What advice would you give to other CEOs or founders to help their employees to thrive?
Work on something that matters, something that people really believe in. Hire great people and give them huge goals to chase. Get the culture right. Do all of that, and that’s almost everything.
None of us are able to achieve success without some help along the way. Is there a particular person who you are grateful towards who helped get you to where you are?
For me, it’s the closest relationships that I get the most help from. So that’s my family, and also my co-founder.
How have you used your success to bring goodness to the world?
We believe Pointy’s goal of helping local retailers thrive is a good thing for the world. On a personal level, I also try to help out other entrepreneurs who are just starting off. The start-up community is very generous, I got a lot of help and advice when I was getting started. So it’s nice to pay it forward.
What are your “5 Things I Wish Someone Told Me Before I Became CEO” and why. (Please share a story or example for each.)
1) Hiring the best people is almost everything
I thought I knew this at the start, but it was even more true than I knew. There is a vast difference between someone who is merely very good, and someone who is truly great. To build a great company, you need a collection of truly great people. They’re not easy to find, but the effort is worth it.
2) Foster conflict
Pointy has a very low-ego culture, it’s very co-operative. But you need to make a space for conflict. Most people make peace and compromise with each other to get along. This feels comfortable, but it’s often a recipe for mediocre outcomes. Robust disagreement is the best way to test ideas and produce great outcomes. To be great, you need to be uncompromising sometimes. Doing it in the right way is a subtle art.
3) Find the right level of not managing people
Like great design, the best management is 99% invisible. It’s about enabling people to do great work, and making sure the overall organization is coordinated, without sticking your oar in too much. It should almost feel like nothing is happening.

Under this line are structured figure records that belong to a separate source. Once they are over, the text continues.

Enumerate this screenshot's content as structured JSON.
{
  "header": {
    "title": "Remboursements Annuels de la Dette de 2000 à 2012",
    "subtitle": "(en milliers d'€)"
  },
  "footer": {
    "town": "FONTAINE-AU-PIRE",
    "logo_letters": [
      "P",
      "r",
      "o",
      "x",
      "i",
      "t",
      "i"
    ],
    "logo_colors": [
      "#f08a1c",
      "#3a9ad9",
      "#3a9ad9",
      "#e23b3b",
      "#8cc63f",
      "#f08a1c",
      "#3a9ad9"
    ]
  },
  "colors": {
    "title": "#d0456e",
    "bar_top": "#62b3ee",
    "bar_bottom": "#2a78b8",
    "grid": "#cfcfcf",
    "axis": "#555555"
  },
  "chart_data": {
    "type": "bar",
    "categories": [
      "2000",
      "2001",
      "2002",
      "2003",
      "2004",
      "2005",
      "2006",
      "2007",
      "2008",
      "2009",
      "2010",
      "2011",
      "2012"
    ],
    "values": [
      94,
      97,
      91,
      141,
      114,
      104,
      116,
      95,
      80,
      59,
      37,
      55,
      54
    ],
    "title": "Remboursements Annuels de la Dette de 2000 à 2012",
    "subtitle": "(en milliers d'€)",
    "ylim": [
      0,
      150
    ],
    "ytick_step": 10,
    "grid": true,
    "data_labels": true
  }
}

4) Do things that don’t scale
This is another piece of classic advice, one that I thought I understood but didn’t. I probably repeated this advice quite often in the early days, but still fell into the trap of worrying about how we could efficiently scale our customer service. Really, it’s the wrong thing to worry about for so much longer than you might expect.
5) Have plants in the office
One of our staff fought a one-woman campaign to fill the office with plants. She just went out and got them, and still waters them all herself. It’s awesome, they’re lovely to have around. We have another staff member who is campaigning for an office dog. We haven’t crossed that bridge yet, but maybe we will one day :-)
Can you please give us your favorite “Life Lesson Quote”?
To paraphrase Reid Hoffman: “Being an entrepreneur is like jumping off a cliff and building a plane on the way down.”
Some of the biggest names in Business, VC funding, Sports, and Entertainment read this column. Is there a person in the world, or in the US whom you would love to have a private breakfast or lunch with, and why? He or she might just see this :-)
I’ve always looked up to Larry Page. I met him once briefly at Google, but he’s someone I’d love to meet again if the chance came up.